D’un point de vue européen, notre vision de l’alpinisme japonais peut souvent être nébuleuse. D’une part, le Japon a une histoire très prolifique d’exploration et de premières ascensions, notamment dans l’Himalaya et le Karakorum. En revanche, on associe presque entièrement cette riche histoire aux grandes expéditions et ascensions faites après de longs sièges. Au cours des deux dernières décennies, cependant, nous avons assisté à l’émergence d’ascensions audacieuses de style alpin par de jeunes alpinistes japonais, par exemple les membres des « Giri Giri Boys », Kazuya Hiraide, et la première femme à recevoir un Piolet d’Or pour un nouveau parcours, Kei Taniguchi. Leurs ascensions ont reçu de nombreux éloges et plusieurs ont été récompensées par le Piolet. Cependant, bien avant le nouveau millénaire, le nom d’un de leurs compatriotes était connu dans le monde entier pour son impressionnante alpinisme de style alpin. Ce nom – Yasushi Yamanoi – peut-être moins connu dans l’hémisphère occidental mais vénéré dans son pays d’origine, a commencé à apparaître dans les magazines d’alpinisme internationaux dans la seconde moitié des années 1980. Le parcours de ce « véritable homme d’honneur, sorte de samouraï contemporain », comme aime à l’appeler son compagnon de corde, ami et vainqueur des Piolets d’Or Carrière Voytek Kurtyka, est un parcours de grandes aventures, de réussite et de style à travers les principales chaînes de montagnes du monde.

Yasushi Yamanoi est né en 1965 et a commencé à grimper seul, après s’être inspiré du film français Mort d’un Guide.
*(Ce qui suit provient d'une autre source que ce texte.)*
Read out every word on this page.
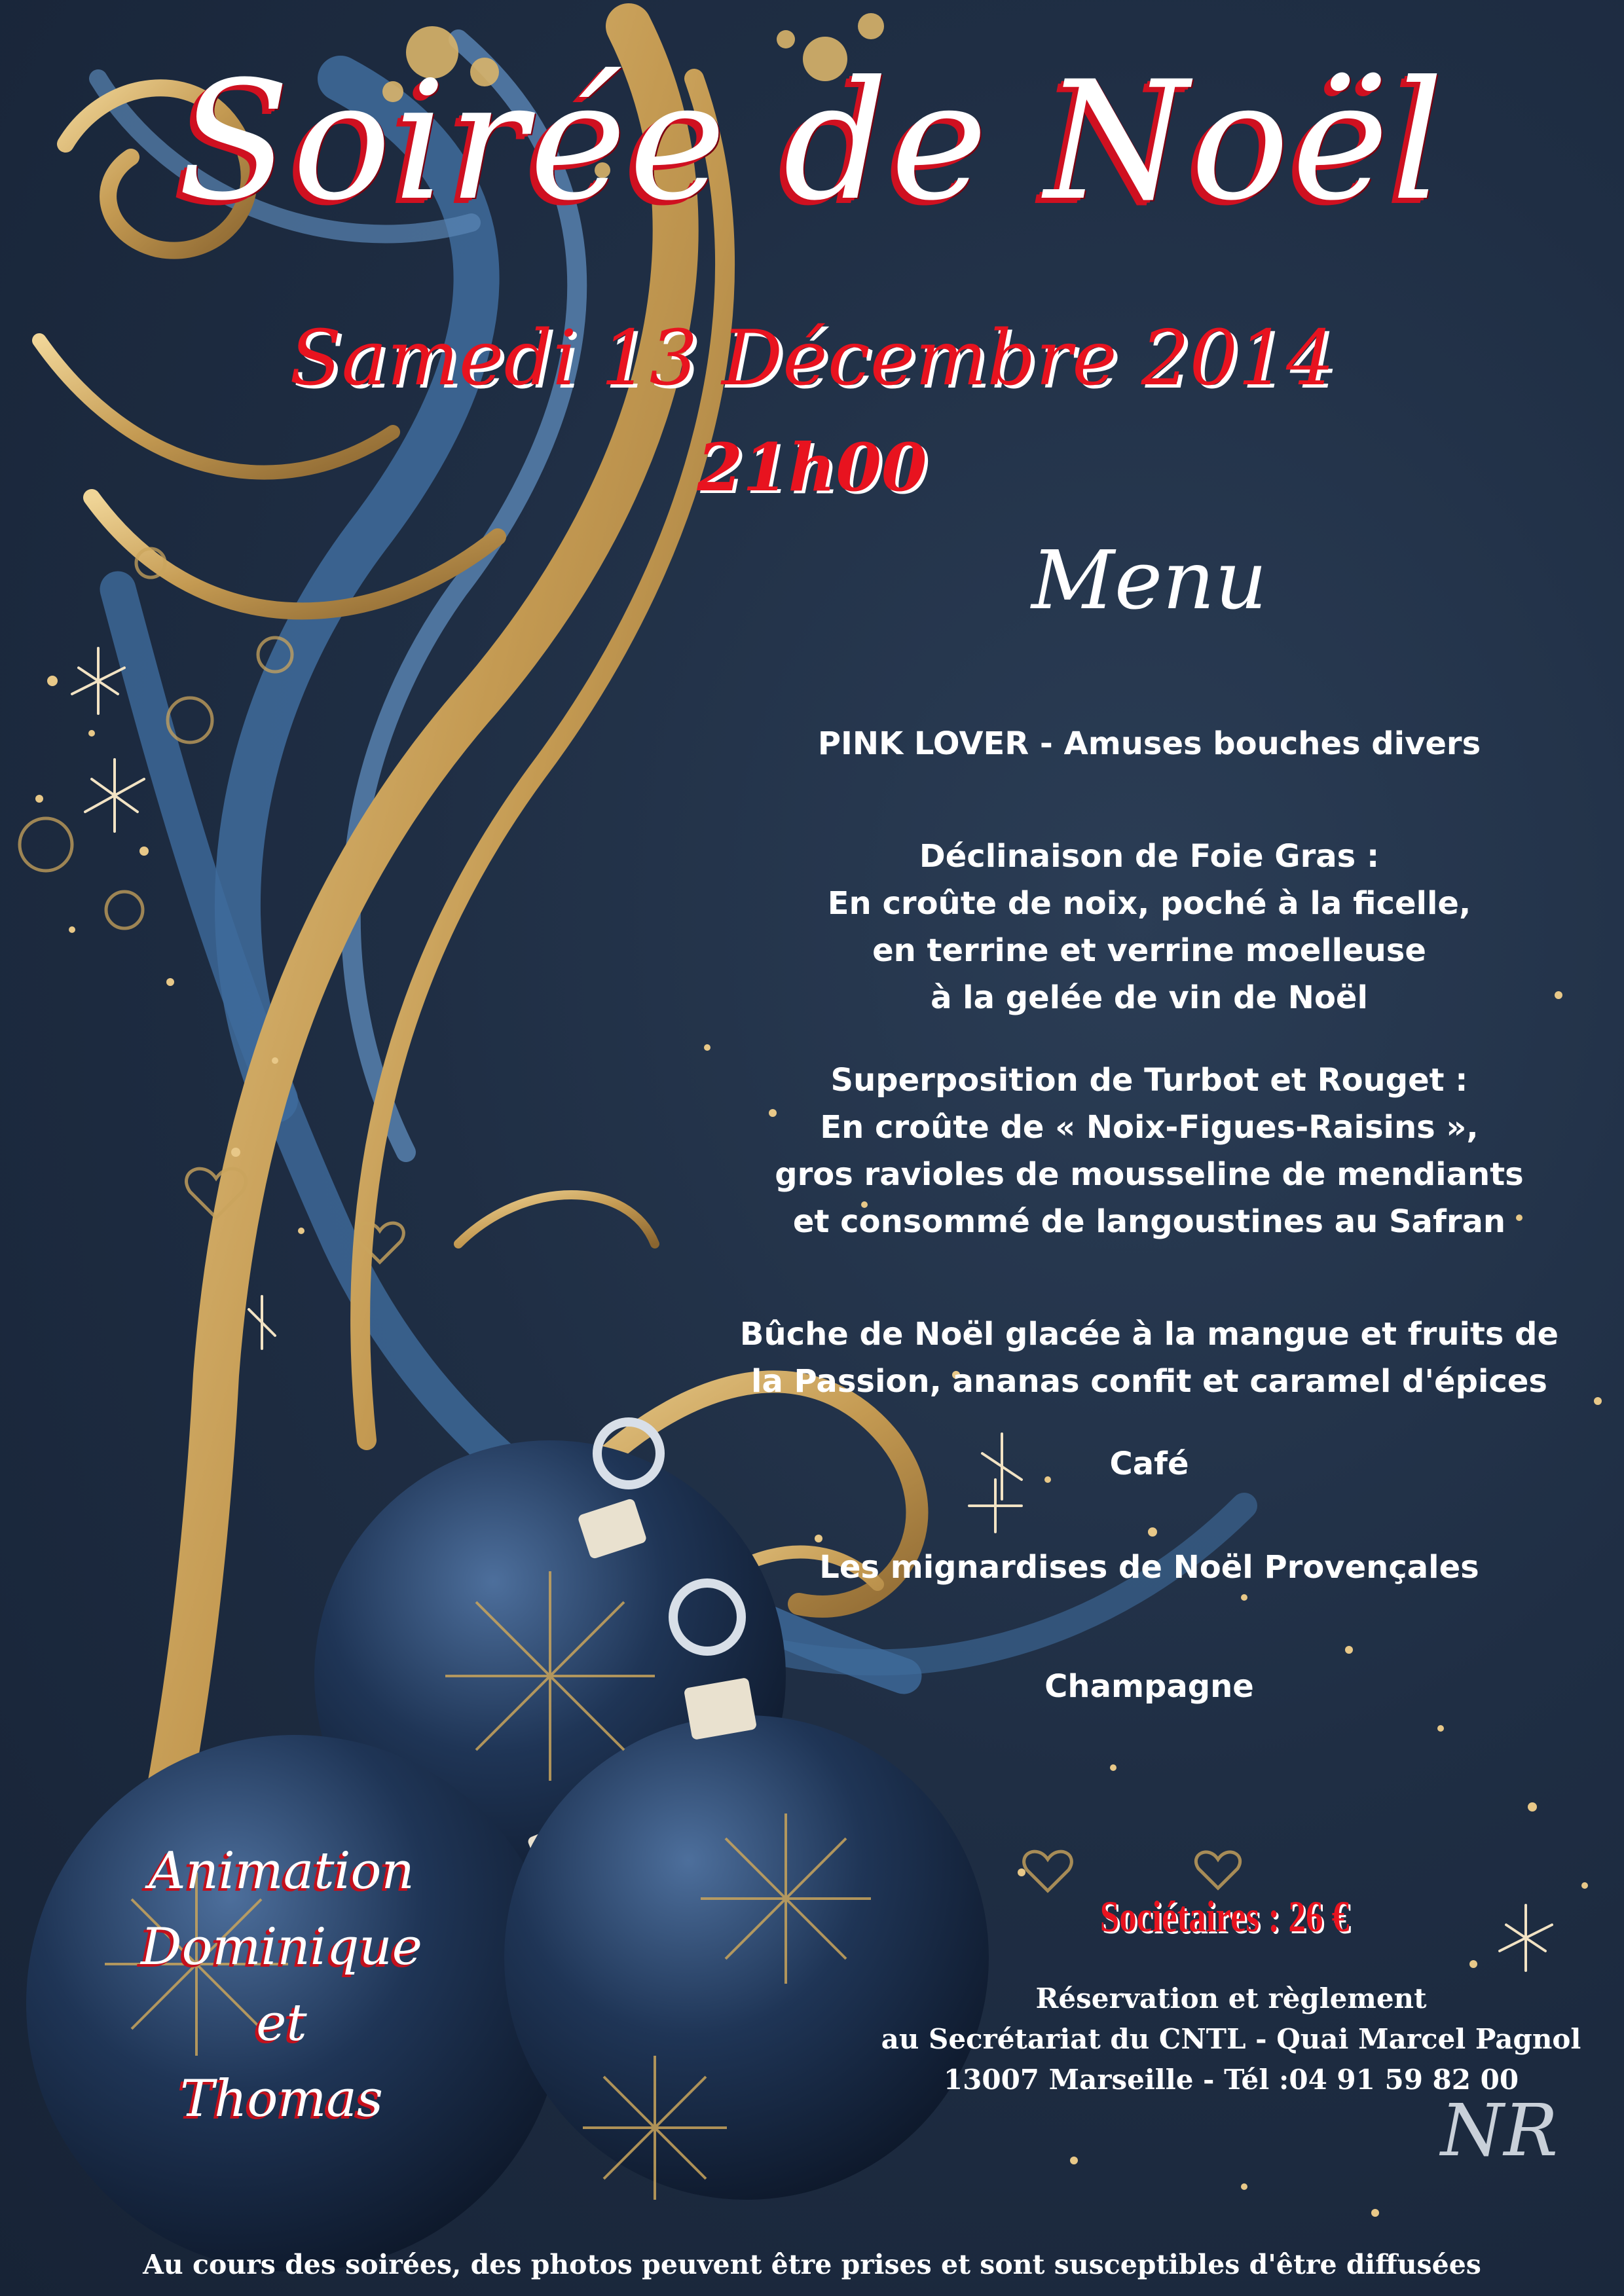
Soirée de Noël

Samedi 13 Décembre 2014

21h00

Menu

PINK LOVER - Amuses bouches divers
Déclinaison de Foie Gras :
En croûte de noix, poché à la ficelle,
en terrine et verrine moelleuse
à la gelée de vin de Noël
Superposition de Turbot et Rouget :
En croûte de « Noix-Figues-Raisins »,
gros ravioles de mousseline de mendiants
et consommé de langoustines au Safran
Bûche de Noël glacée à la mangue et fruits de
la Passion, ananas confit et caramel d'épices
Café
Les mignardises de Noël Provençales
Champagne
Animation
Dominique
et
Thomas

Sociétaires : 26 €

Réservation et règlement
au Secrétariat du CNTL - Quai Marcel Pagnol
13007 Marseille - Tél :04 91 59 82 00

NR

Au cours des soirées, des photos peuvent être prises et sont susceptibles d'être diffusées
À l’âge de 14 ans, il a escaladé de courtes voies rocheuses et, au lycée, il a parcouru en solo de nombreuses voies à plusieurs longueurs, recevant le surnom de « l’homme le plus proche du paradis » de la part d’autres grimpeurs. Après avoir quitté l’école, Yamanoi s’est concentré sur l’amélioration de ses compétences en roche, s’efforçant de devenir extrêmement compétent en escalade de fissure et en escalade d’aide extrême. Où d’autre aller au milieu des années 80 si ce n’est l’Amérique ? Chaque année de 1984 à 1987, il a passé trois à cinq mois aux États-Unis (travaillant parfois dans un restaurant de Los Angeles) et a pu remporter des ascensions aussi remarquables que Cosmic Debris (5.13a) et le tristement célèbre Sphynx Crack (5.13). b) dans la région de South Platte au Colorado. A ce moment-là, il était capable d’effectuer des parcours en solo en difficulté 5.11a. En 1987, il se rend dans les Alpes pour réaliser la première ascension en solitaire de la Direttissima française sur le Dru. Un nouveau parcours et une belle aventure ont suivi, toujours en solo, sur les 1 400 m de la face ouest et de l’arête nord du mont Thor sur l’île de Baffin. Puis, en juillet 1990, il entre dans l’histoire de l’alpinisme en devenant la première personne à s’entraîner en solo avec Fitz Roy en Patagonie en hiver.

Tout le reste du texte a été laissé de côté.